I almost cried. I knelt down so I could see her more closely and she just looked at me and smiled. I told her thank you and that she made me very happy.   
     I’ve worked in middle school for a really long time. Middle schoolers may like you, but they don’t always  act like they do. They may  tell you later, when they are older, but not so much while they are in middle school. 

     I don’t know why my new principal chose me.  I don’t know what the future holds for this job. (I don’t like change – so I intend to stay here until I retire! Moving is too hard!) Leaving my friends and family at Westwood was one of the hardest things I’ve ever done – definitely the hardest decision in my professional life.  I thought of the verse in Esther that says “Yet who knows whether you have come to the kingdom for such a time as this?”  I’m not saying I’m as important as Queen Esther. I’m not here to save an entire group of people.  But I’m firmly convinced that God had a plan for me all along.  I’m here at this place and this point for something.  Maybe this sweet little girl is one of the reasons.  I can’t wait to see what happens next!   

Friday, July 29, 2016

For Good. . .

On Monday, (first day at my new school) I'm walking back from lunch and a wifi run and this young man who is working stops me and says "What is your last name?" I told him - he said, "didn't you used to work at Inwood or Westwood - one of those 'wood schools?" I said yes, that I worked at Westwood. Yesterday, he passed me while I'm walking with my sister and says "Hi Ms.Jimmerson." My sister just rolls her eyes and says "Really? You know him?" (It always amazes her when my former students show up far away from Westwood. In Winter Haven, it makes sense, but not in Davenport.)
Today, I'm digging around in my storage space looking for some office supplies and a young man comes around the corner looking for one of the carts they supply to move stuff. I tell him he can have the one I'm using because at the moment, I'm not really using it. He comes to get it and says "I can't remember when or where but you were my teacher." We went over the time and place, he was so, so nice. (As a plus, he told me I don't look any different now than then so SCORE!)
I've been sorting, cleaning, digging through a lot of my teacher stuff this summer. I keep finding things that I inherited when my friend retired. Ii have borders and a dolly from Mrs. Smith, lots of books and other good stuff from my friends Mrs. Grant and Mrs. Turner. I find books that I used with Mrs. Barry, when we taught the same subject, things that I shared with lots of other teachers.
Looking through and packing up my library stuff, I find things that my friend Mrs. Sharon found to make my media center pretty. I found beautiful letters that my friend Mrs. Kathy decorated, my wooden letters that my sweet church babies decorated for me. I see lists and things that I made to organize that huge media center space at Westwood and I remember all the people who came and helped me move and rearrange and clean.
     
     I keep finding things, but those things remind me that the most  important things are not THINGS.  Mostly, I'm amazed by the time and energy that other people have poured into my life.   When I think of my 22 years at Westwood, this sums it up:
So, let me say before we part:
So much of me
Is made of what I learned from you.
You'll be with me
Like a handprint on my heart.
And now whatever way our stories end
I know you have rewritten mine


If I could write or sing a song about how I feel, this would be it:


Sunday, July 24, 2016

Tomorrow A New Adventure Begins. . .

Two years ago, I started a new chapter in my life when I moved from my classroom to the media center. In some ways, my life didn’t change that much, in some ways it changed drastically. Tomorrow, it’s not just a new chapter, it’s a brand new book – a new story, if you will.

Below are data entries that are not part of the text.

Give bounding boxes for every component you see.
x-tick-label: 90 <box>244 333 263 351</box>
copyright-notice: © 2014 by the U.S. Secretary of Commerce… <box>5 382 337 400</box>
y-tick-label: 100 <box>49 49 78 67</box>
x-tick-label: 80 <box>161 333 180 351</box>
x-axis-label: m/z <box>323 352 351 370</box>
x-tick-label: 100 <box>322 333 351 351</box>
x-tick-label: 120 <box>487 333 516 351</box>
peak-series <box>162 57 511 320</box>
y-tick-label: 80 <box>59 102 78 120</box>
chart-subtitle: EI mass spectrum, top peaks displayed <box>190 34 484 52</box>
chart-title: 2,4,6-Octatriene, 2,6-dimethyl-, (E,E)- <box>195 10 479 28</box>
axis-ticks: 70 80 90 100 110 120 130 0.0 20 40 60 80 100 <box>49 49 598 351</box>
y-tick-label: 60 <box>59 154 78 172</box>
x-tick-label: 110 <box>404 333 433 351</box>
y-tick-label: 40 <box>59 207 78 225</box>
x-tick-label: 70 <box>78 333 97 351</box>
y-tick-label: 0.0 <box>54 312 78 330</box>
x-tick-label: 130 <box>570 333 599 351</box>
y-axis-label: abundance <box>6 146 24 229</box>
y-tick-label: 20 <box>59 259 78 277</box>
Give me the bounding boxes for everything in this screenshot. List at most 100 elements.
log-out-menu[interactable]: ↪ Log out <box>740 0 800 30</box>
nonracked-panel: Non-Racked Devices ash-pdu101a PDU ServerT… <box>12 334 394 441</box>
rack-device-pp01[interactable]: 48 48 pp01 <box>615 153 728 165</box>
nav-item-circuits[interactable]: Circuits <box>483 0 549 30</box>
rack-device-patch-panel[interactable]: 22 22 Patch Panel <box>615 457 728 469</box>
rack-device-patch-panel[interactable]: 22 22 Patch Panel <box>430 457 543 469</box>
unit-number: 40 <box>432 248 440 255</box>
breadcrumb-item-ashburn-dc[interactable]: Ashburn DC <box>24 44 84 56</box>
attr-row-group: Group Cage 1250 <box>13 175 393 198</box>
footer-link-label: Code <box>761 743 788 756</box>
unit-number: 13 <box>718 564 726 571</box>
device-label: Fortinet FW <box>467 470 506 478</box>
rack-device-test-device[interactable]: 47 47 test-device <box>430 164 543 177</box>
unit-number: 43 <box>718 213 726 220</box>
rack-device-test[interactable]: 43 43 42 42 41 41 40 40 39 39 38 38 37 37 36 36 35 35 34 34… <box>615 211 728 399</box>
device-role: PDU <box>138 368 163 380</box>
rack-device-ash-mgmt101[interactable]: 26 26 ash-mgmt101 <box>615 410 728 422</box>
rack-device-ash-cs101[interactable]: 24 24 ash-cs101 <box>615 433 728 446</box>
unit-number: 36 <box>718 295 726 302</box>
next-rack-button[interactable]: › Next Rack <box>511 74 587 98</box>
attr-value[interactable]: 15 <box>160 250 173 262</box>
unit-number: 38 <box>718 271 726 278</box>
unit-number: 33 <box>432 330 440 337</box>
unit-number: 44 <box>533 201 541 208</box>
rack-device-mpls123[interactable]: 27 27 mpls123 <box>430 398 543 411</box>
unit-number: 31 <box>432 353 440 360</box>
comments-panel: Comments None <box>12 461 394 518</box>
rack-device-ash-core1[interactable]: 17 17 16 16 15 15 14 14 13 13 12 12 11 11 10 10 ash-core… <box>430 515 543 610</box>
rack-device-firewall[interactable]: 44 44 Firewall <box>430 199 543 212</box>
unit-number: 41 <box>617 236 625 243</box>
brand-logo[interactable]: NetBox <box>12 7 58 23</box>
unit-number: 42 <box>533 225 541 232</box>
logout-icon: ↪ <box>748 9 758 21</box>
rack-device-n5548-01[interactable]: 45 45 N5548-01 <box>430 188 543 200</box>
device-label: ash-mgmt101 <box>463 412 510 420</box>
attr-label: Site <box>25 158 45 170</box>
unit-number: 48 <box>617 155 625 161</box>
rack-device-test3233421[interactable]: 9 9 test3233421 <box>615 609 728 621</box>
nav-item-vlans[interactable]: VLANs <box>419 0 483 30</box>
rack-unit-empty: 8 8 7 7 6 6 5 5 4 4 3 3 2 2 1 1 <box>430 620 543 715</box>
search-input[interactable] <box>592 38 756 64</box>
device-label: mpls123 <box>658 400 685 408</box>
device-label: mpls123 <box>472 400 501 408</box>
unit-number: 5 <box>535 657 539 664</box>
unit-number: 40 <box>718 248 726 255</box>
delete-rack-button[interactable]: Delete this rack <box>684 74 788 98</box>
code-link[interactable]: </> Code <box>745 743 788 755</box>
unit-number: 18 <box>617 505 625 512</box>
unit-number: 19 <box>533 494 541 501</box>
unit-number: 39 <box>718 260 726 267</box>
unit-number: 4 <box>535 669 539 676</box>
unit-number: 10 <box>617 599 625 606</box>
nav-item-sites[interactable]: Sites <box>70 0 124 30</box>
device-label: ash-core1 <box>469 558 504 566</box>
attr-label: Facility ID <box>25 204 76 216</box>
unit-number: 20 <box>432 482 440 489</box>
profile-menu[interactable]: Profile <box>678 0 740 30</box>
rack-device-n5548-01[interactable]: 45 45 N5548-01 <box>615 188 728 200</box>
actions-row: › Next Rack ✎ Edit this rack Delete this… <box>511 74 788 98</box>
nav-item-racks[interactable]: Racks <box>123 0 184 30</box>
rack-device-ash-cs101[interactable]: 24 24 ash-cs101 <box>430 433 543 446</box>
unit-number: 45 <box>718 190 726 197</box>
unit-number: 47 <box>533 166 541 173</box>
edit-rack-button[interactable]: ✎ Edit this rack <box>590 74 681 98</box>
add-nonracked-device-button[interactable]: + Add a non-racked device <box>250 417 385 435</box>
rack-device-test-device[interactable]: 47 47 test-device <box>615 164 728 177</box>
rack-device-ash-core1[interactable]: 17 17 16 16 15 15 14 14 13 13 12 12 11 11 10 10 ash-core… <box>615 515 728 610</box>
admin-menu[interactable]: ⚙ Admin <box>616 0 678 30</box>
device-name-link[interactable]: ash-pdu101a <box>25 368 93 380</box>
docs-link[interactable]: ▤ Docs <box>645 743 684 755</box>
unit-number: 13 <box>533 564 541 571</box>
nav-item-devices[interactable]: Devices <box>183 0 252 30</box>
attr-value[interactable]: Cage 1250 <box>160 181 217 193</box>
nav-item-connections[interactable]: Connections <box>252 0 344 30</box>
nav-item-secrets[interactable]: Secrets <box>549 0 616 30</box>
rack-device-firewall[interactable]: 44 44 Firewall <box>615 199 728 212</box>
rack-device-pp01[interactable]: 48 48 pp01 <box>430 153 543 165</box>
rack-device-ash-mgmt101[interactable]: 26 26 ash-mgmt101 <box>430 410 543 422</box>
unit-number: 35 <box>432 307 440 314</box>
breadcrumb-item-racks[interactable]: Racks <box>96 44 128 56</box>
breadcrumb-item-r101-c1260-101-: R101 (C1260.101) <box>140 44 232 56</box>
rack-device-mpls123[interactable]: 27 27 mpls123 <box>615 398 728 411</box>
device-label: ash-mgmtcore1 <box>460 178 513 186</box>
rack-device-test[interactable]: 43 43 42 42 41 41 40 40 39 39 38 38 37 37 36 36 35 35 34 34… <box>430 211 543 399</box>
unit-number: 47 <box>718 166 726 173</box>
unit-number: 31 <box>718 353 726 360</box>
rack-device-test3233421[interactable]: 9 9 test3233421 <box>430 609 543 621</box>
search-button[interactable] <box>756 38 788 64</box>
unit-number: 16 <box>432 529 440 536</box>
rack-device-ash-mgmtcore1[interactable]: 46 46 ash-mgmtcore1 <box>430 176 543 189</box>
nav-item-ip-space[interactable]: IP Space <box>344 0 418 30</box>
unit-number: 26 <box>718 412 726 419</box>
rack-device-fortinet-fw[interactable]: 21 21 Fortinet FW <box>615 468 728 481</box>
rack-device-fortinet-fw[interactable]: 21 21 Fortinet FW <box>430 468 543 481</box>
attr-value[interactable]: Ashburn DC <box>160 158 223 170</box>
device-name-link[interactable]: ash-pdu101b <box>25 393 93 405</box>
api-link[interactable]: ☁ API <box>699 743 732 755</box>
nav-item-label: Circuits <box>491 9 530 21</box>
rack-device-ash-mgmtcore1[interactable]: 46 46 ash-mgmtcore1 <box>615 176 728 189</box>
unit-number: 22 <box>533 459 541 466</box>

I’ve started school at Westwood Middle School for 22 years. For 22 years, I’ve had nervous dreams the night before school started. School doesn’t start tomorrow, but I’m going back to work tomorrow. But, for the first time in 22 years, I’m not going to Westwood Middle. I don’t have any school keys for the first time in years. I’ve been working on stuff all summer, and emptying my old media center, speaking to book vendors, processing new books for my new media center. Tomorrow it’s all different.

Tomorrow, I step foot into a brand new media center that no one has ever had before. Any and all book placements are me. Any book processing specifications are me. If it looks a mess, it’s me. If it doesn’t flow properly and transition nicely, it’s me. It’s exciting.

I’m terrified. Absolutely, positively terrified.

I don’t know one single soul. I have no best buddies waiting for me. I’ve emailed my new secretary, but I have no idea what she even looks like. I’ve met my principal and assistant principals, but only in an interview. I’m afraid I’m going to mess up. I’m afraid my new principal is going to change her mind and think “Why on earth did I choose this person? What was I thinking?” I’m afraid I’m going to do things that don’t make sense. I’m afraid I don’t know enough. I’m afraid I’m not good enough. I’m afraid I’m not enough.

But, then I keep thinking about the strange way this whole job thing worked out. I wasn’t even looking for a new job. I didn’t sweat much in my interview because I was content where I was. I really thought that God was just going to use this interview to confirm that I was where I was supposed to be! But apparently, He had other plans for me – and I can only trust that this is the right thing.

So, I may shelve books wrong – and I may end up moving books around in October. If it doesn’t flow nicely, I’ll rearrange. My books may not end up processed all the same, but they’ll all be similar. I may have chaos and confusion for a few days (or weeks!). I may not know enough. But I’m enough, because I firmly believe that I’m right where I’m supposed to be. So tomorrow, when I step foot in that brand new media center, I won’t be alone. I’ll be OK. There are WAY too many people who love me and who have prayed for me and have poured into me for me to completely screw this up!